There are examples where this has always happened in practice, as in my area of arts and creative practices. But the move from formalised and structured learning objects to formalised structured learning environments has only just begun. Any future TEF will need to consider its implications in order not to stifle innovation at a time where it is vital to support the adoption of new education paradigms.
Very thought provoking. I think some universities are still moving to university 2.0 – curators of knowledge. The idea that they should now be moving to university 3.0 – facilitators of knowledge is one I need to think about!
Thanks, Andrea. Yes, and I think there are plenty of 3.0 pockets (big and small) in 2.0 Universities. An additional thought is that the resilience of a healthy higher education sector might also depend to some extent on a diversity of 1.0/2.0/3.0 offers and mash-ups (both sector wide and intra-institutionally), especially as we know the sector to be so complex with levers and desires pulling from all sorts of directions. This of course points towards the need of more flexibility, and less standardisation, regulation, governmental interventions …. (and of course we should not mistake this with creating a market, but rather supporting a diverse HE learning space for a common good, and ideally a public good)
A usefully synthetic rendering of the issues. From my vantage, the University 3.0 must be organised to match the largely open system structure of most problems.

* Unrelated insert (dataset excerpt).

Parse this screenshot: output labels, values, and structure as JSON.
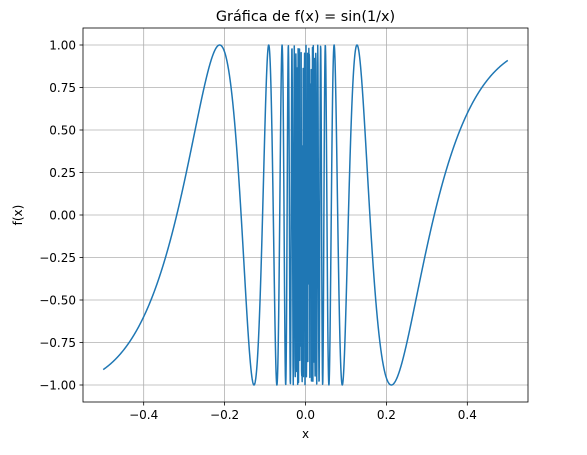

While that sounds logical, breaking up the silos, knowledge monopolies, and command and control systems generated in University 1.0 and 2.0 is no small task. The few significant beneficiaries of the current system (overpaid bosses and the few academic “rock stars”) can be counted on to launch a furious defence and they will have the support of many of the “paint by the numbers” education officials as well. Many US schools are riding their boats right over the waterfall unable to face the required changes. How to model the alternative and create a sense that it is possible is a key strategic question. Davydd Greenwood
Fascinating piece and from my pers pective a great argument for more intra/extra curricular HE enterprise education. Particularly emphasising the positive potential of applied research in the social enterprise sector.